Pour autant, ce qui est en jeu au-delà de
cet amendement, c'est le droit à indemnisation des salariés expatriés. Cette
question mérite d'être débattue au fond et explorée paritairement au sein de
l'institution nouvelle, de façon que soit déterminé à quelles conditions et
dans quel cadre de contrôle seront versées les indemnités.
Il n'est dans l'intention de personne de
brimer les salariés qui appartiennent à la catégorie des Français de l'étranger
- dont au demeurant j'ai moi aussi relevé en mon temps. Cependant, il ne s'agit
pas non plus de fixer les conditions de l'indemnisation à la hâte et sans
examen préalable avec les partenaires sociaux.
C'est pourquoi, monsieur le sénateur,
cédant à votre talent oratoire, j'émettrai sur cet amendement un avis de
sagesse, mais - permettez-moi de l'exprimer très clairement - de
sagesse défavorable.
M. Alain Gournac. Il faut retirer l'amendement !
Mme Christine
Lagarde, ministre. Quoi qu'il en soit, je réitère ma proposition, à laquelle je donnerai
même la forme d'un engagement : nous demanderons qu'au sein de
l'institution soient examinées spécifiquement, de manière paritaire, les
conditions d'indemnisation et de contrôle des demandeurs d'emploi français à
l'étranger.
M. le président. La parole est à Mme Joëlle Garriaud-Maylam, pour explication de vote.
Mme Joëlle
Garriaud-Maylam. Je suis bien sûr tout à
fait favorable à l'amendement du sénateur Jean-Pierre Cantegrit.
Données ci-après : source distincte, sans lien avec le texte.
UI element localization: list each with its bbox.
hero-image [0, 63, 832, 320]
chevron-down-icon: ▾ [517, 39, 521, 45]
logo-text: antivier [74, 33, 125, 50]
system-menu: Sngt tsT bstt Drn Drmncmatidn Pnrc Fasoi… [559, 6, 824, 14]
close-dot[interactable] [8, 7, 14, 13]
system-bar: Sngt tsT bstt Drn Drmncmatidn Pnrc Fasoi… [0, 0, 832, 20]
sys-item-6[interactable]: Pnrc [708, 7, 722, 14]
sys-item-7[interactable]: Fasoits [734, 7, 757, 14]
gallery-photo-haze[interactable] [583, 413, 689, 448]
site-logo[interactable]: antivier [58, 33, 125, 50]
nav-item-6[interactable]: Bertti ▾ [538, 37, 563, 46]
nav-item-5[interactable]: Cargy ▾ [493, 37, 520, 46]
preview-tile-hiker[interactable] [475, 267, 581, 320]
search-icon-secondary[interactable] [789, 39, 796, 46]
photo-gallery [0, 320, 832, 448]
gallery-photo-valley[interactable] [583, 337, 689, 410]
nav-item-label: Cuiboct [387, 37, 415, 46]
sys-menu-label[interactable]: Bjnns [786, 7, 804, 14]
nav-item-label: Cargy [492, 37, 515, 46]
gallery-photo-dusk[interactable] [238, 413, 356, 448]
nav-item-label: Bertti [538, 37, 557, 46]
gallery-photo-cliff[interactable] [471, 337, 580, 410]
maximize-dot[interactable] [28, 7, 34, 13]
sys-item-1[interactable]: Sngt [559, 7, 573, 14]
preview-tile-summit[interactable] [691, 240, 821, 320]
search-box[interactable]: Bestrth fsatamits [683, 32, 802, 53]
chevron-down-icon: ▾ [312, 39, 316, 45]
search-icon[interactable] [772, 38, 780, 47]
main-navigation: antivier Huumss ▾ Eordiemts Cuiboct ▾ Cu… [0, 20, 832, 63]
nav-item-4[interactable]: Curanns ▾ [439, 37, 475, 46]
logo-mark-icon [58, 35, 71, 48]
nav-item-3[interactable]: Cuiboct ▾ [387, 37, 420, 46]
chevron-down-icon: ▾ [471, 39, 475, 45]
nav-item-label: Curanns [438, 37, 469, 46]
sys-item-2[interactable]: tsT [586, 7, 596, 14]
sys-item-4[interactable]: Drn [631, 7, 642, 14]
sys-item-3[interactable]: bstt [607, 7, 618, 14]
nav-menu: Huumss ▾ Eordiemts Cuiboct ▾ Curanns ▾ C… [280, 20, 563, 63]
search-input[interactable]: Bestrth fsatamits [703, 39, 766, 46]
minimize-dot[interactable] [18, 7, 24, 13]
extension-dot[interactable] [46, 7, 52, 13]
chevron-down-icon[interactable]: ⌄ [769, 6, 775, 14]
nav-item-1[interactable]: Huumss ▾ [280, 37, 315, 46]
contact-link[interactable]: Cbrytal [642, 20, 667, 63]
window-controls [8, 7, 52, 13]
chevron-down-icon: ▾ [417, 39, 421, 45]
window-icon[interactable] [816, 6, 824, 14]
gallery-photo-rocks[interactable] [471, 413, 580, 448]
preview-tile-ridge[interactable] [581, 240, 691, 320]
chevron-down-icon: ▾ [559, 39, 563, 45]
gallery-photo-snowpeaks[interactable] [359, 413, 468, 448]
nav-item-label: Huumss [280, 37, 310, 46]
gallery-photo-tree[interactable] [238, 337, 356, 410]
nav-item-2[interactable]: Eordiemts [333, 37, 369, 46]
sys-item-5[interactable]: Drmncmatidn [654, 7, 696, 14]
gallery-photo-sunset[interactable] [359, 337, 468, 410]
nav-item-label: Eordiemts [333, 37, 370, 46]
Il me semble néanmoins qu'une solution
pourrait être trouvée dans la sagesse exprimée par Mme le ministre.
Nous avons effectivement besoin d'une
étude qui pourrait aller au-delà de cette question. (Mme la ministre acquiesce.) Vous vous souvenez de l'amendement
que j'ai présenté hier concernant une base de données des Français à la
recherche d'un emploi à l'étranger ou y travaillant déjà ; une grande
étude concernant le statut et tous les aspects des conditions du travail à
l'étranger est nécessaire.
Madame le ministre, une solution serait
peut-être aussi un engagement dans le temps : dans la mesure où nous
travaillons depuis très longtemps, au sein de l'Assemblée des Français de
l'étranger, sur la question que vient d'exprimer M. le sénateur Cantegrit,
un engagement de votre part dans le temps, en mettant tous les moyens
nécessaires pour cela, pourrait constituer une solution.
M. Alain Gournac. Très bien !
M. le président. La parole est à Mme la ministre.
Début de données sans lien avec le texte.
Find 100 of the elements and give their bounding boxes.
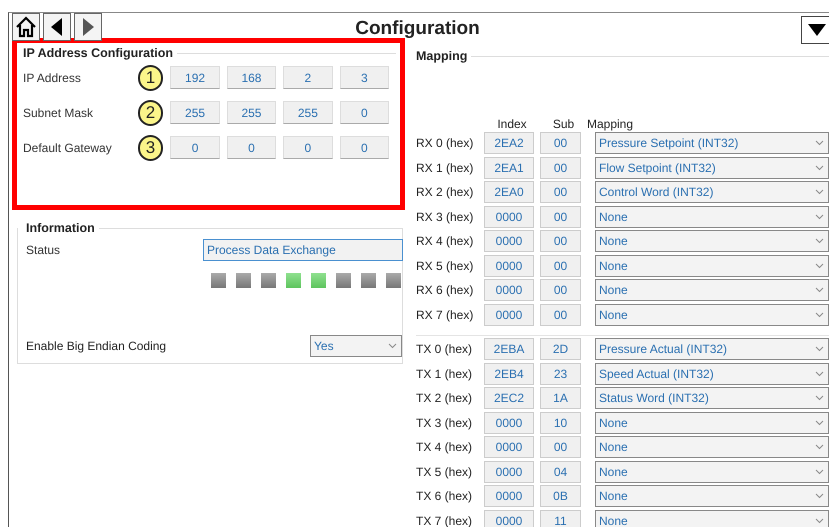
mapping-dropdown[interactable]: None <box>595 254 829 277</box>
chevron-down-icon <box>815 312 824 318</box>
endian-dropdown[interactable]: Yes <box>310 335 402 357</box>
mapping-dropdown[interactable]: None <box>595 206 829 228</box>
status-field[interactable]: Process Data Exchange <box>203 239 403 261</box>
channel-label: RX 7 (hex) <box>416 308 474 322</box>
mapping-dropdown[interactable]: None <box>595 436 829 458</box>
channel-label: RX 2 (hex) <box>416 185 474 200</box>
mapping-dropdown[interactable]: None <box>595 279 829 302</box>
channel-label: RX 1 (hex) <box>416 160 474 175</box>
sub-field[interactable]: 00 <box>540 436 581 458</box>
sub-field[interactable]: 23 <box>540 362 581 385</box>
chevron-down-icon <box>815 420 824 426</box>
octet-field[interactable]: 0 <box>340 136 390 159</box>
home-button[interactable] <box>12 13 40 41</box>
index-field[interactable]: 0000 <box>484 412 534 434</box>
field-label: Enable Big Endian Coding <box>26 339 166 353</box>
channel-label: TX 1 (hex) <box>416 366 474 381</box>
sub-field[interactable]: 10 <box>540 412 581 434</box>
index-field[interactable]: 2EA1 <box>484 156 534 179</box>
chevron-down-icon <box>815 444 824 450</box>
sub-field[interactable]: 11 <box>540 510 581 527</box>
down-triangle-icon <box>808 24 826 36</box>
mapping-dropdown[interactable]: None <box>595 230 829 252</box>
chevron-down-icon <box>815 164 824 171</box>
chevron-down-icon <box>815 262 824 269</box>
index-field[interactable]: 0000 <box>484 436 534 458</box>
column-header: Index <box>496 117 528 131</box>
callout-number: 3 <box>138 134 164 160</box>
mapping-dropdown[interactable]: None <box>595 510 829 527</box>
index-field[interactable]: 2EA2 <box>484 132 534 154</box>
forward-button[interactable] <box>74 13 102 41</box>
index-field[interactable]: 0000 <box>484 460 534 483</box>
octet-field[interactable]: 0 <box>283 136 333 159</box>
left-triangle-icon <box>51 18 63 36</box>
index-field[interactable]: 0000 <box>484 230 534 252</box>
octet-field[interactable]: 255 <box>283 101 333 124</box>
mapping-dropdown[interactable]: Status Word (INT32) <box>595 387 829 410</box>
field-label: Subnet Mask <box>23 106 94 120</box>
chevron-down-icon <box>815 370 824 377</box>
index-field[interactable]: 0000 <box>484 279 534 302</box>
octet-field[interactable]: 168 <box>226 66 276 89</box>
octet-field[interactable]: 192 <box>170 66 220 89</box>
sub-field[interactable]: 00 <box>540 132 581 154</box>
sub-field[interactable]: 00 <box>540 230 581 252</box>
mapping-dropdown[interactable]: None <box>595 485 829 508</box>
octet-field[interactable]: 2 <box>283 66 333 89</box>
octet-field[interactable]: 0 <box>170 136 220 159</box>
channel-label: RX 4 (hex) <box>416 234 474 248</box>
index-field[interactable]: 0000 <box>484 254 534 277</box>
sub-field[interactable]: 00 <box>540 156 581 179</box>
index-field[interactable]: 0000 <box>484 206 534 228</box>
channel-label: TX 3 (hex) <box>416 416 474 430</box>
index-field[interactable]: 2EA0 <box>484 181 534 204</box>
mapping-dropdown[interactable]: Speed Actual (INT32) <box>595 362 829 385</box>
index-field[interactable]: 0000 <box>484 510 534 527</box>
mapping-dropdown[interactable]: None <box>595 460 829 483</box>
sub-field[interactable]: 2D <box>540 338 581 360</box>
index-field[interactable]: 0000 <box>484 485 534 508</box>
mapping-dropdown[interactable]: Flow Setpoint (INT32) <box>595 156 829 179</box>
home-icon <box>15 16 37 38</box>
mapping-dropdown[interactable]: Control Word (INT32) <box>595 181 829 204</box>
octet-field[interactable]: 0 <box>226 136 276 159</box>
sub-field[interactable]: 00 <box>540 206 581 228</box>
back-button[interactable] <box>43 13 71 41</box>
octet-field[interactable]: 0 <box>340 101 390 124</box>
field-label: Status <box>26 243 62 257</box>
sub-field[interactable]: 00 <box>540 254 581 277</box>
channel-label: RX 3 (hex) <box>416 210 474 224</box>
sub-field[interactable]: 1A <box>540 387 581 410</box>
octet-field[interactable]: 3 <box>340 66 390 89</box>
mapping-dropdown[interactable]: None <box>595 304 829 326</box>
index-field[interactable]: 2EBA <box>484 338 534 360</box>
index-field[interactable]: 2EC2 <box>484 387 534 410</box>
index-field[interactable]: 2EB4 <box>484 362 534 385</box>
sub-field[interactable]: 00 <box>540 279 581 302</box>
sub-field[interactable]: 0B <box>540 485 581 508</box>
chevron-down-icon <box>815 518 824 524</box>
octet-field[interactable]: 255 <box>170 101 220 124</box>
menu-button[interactable] <box>801 16 829 44</box>
sub-field[interactable]: 00 <box>540 181 581 204</box>
callout-number: 2 <box>138 100 164 126</box>
chevron-down-icon <box>388 343 397 349</box>
index-field[interactable]: 0000 <box>484 304 534 326</box>
mapping-dropdown[interactable]: None <box>595 412 829 434</box>
channel-label: RX 6 (hex) <box>416 283 474 298</box>
chevron-down-icon <box>815 346 824 352</box>
callout-number: 1 <box>138 64 164 90</box>
mapping-dropdown[interactable]: Pressure Actual (INT32) <box>595 338 829 360</box>
octet-field[interactable]: 255 <box>226 101 276 124</box>
mapping-dropdown[interactable]: Pressure Setpoint (INT32) <box>595 132 829 154</box>
right-triangle-icon <box>82 18 94 36</box>
channel-label: TX 2 (hex) <box>416 391 474 406</box>
channel-label: TX 7 (hex) <box>416 514 474 527</box>
sub-field[interactable]: 00 <box>540 304 581 326</box>
channel-label: RX 0 (hex) <box>416 136 474 150</box>
sub-field[interactable]: 04 <box>540 460 581 483</box>
chevron-down-icon <box>815 493 824 500</box>
column-header: Sub <box>552 117 576 131</box>
chevron-down-icon <box>815 140 824 146</box>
Mme Christine Lagarde, ministre. Je suis toujours sensible aux arguments des sénateurs représentant les
Français établis hors de France.
Dans le cadre de la préparation de la
nouvelle convention d'assurance chômage, une conférence se tiendra avant la fin
du mois de mars afin d'établir les bases de la négociation.
Parce que ce sujet concerne à la fois les
Français de l'étranger et l'attractivité du territoire français, qui me paraît
également importante, je vous propose de l'inscrire à l'ordre du jour de cette
conférence, de façon qu'il soit examiné au mois de mars. Tel est le délai sur
lequel je peux m'engager.
M. le président. Je mets aux voix l'amendement n° 29 rectifié.